Above Photo: Ecuadorian President Guillermo Lasso dissolved the National Assembly, the country’s unicameral parliament, on May 17. Photo: Guillermo Lasso/Twitter.
Lasso’s decision comes a day after the National Assembly began an impeachment hearing against him.
Ecuadorian President Guillermo Lasso, on Wednesday, May 17, at 7 am, signed a presidential decree to activate the “cross-death” constitutional tool and dissolved the National Assembly, the country’s unicameral parliament. The decision came a day after the legislature began an impeachment hearing against Lasso, who stands accused of the crime of embezzlement of public funds. With this decision, the impeachment process against Lasso was canceled, which could have removed him from office.
In a televised address to the nation, Lasso explained that he had applied article 148 of the Constitution that grants him the power to dissolve the National Assembly and request the National Electoral Council (CNE) to call for new presidential and legislative elections. He argued that “it is the best possible decision to give a constitutional solution to the serious political crisis and internal commotion that Ecuador is enduring. This is a democratic action, because it returns to the Ecuadorian people the power to decide their future in the next elections.”
Lasso accused the opposition dominated congress of “focusing all its efforts on destabilizing his government.” “Citizens, I appear before you to tell you that it is not possible to move forward, solve the problems of Ecuadorian families, face the deep challenges of insecurity and terrorism with an Assembly that has as its political project the destabilization of the government, of democracy and of the State,” said Lasso.
“There is uncertainty about the capacity of the State bodies to fulfill their functions properly and meet the needs of citizens due to the confrontation that has occurred from the Legislative power towards the Executive power from the beginning of my administration,” he added.

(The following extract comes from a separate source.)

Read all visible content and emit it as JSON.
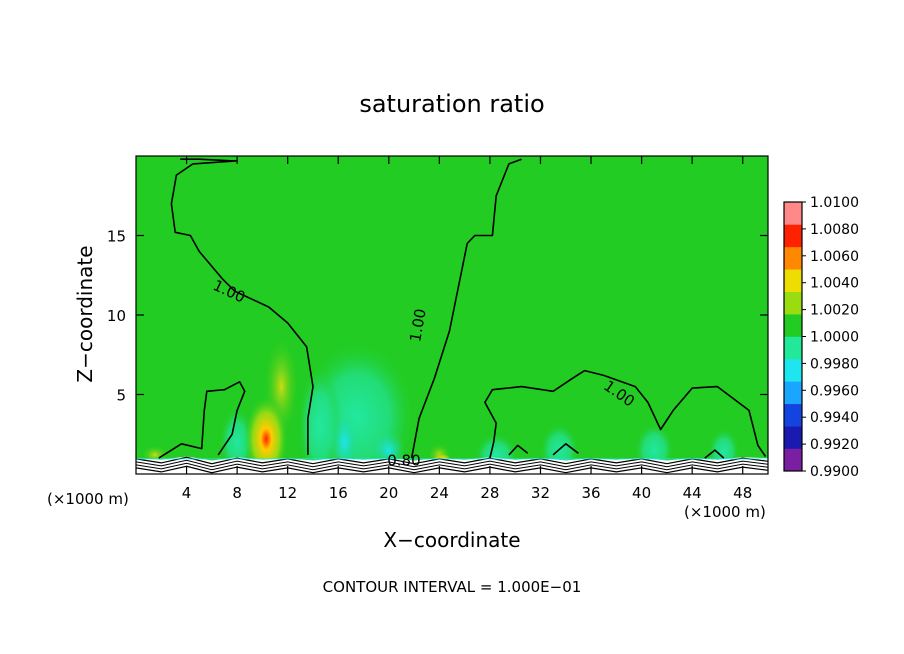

The cross-death mechanism establishes that after the dissolution of parliament, the incumbent president can govern for up to six months by decree with the control of the Constitutional Court. It also establishes that the CNE must call general elections in a maximum period of 90 days to elect both the president and assembly members. The winners of these elections will complete the current presidential and legislative term that ends in May 2025.
Lasso had previously warned he would dissolve the congress and force early general elections prior to the day of his political trial. Nevertheless, during the debate on the impeachment motion in the plenary on Tuesday, May 16, the majority of legislators indicated that they are nor afraid of the cross death.
Lasso is accused of corruption and misappropriation of public funds, related to a contract signed between the public oil transportation company Ecuadorian Oil Fleet (FLOPEC) and the private Amazonas Tanker Pool company.
The motion, presented by congresswoman Viviana Veloz of the left-wing opposition Union for Hope alliance (UNES) bench, detailed that there was evidence of “the diversion or distraction of the funds generated annually by these pools of companies with which EP-FLOPEC had a contractual relationship in the transportation of crude oil.” It also argued that Lasso “defined the continuation of oil transportation contracts in favor of third parties, conscious that they represented a loss for the state.”
For his part, Lasso denied the accusations, arguing that the contract was signed under the previous administration of former President Lenín Moreno in 2018, and that under his administration profitable changes were made to the contract based on advice from the Comptroller General’s Office.
Ninety-two votes from the 137-member assembly were needed to remove Lasso, which was highly likely. Lawmakers from parliamentary groups such as UNES, the Social Christian Party (PSC), the Pachakutik Plurinational Unity Movement, the Democratic Left (ID) and some independents had expressed themselves in favor of prosecuting Lasso.
Former progressive president and leader of the UNES, Rafael Correa, alleged that Lasso’s decision was illegal, but pointed out that it is a great opportunity to recover the country.
“What Lasso has done is illegal. Obviously, there is no “internal commotion.” He just couldn’t buy enough parliamentarians to save himself. In any case, it is a great opportunity to get rid of Lasso, his government and his rented assembly members, and recover the Homeland.” tweeted Correa.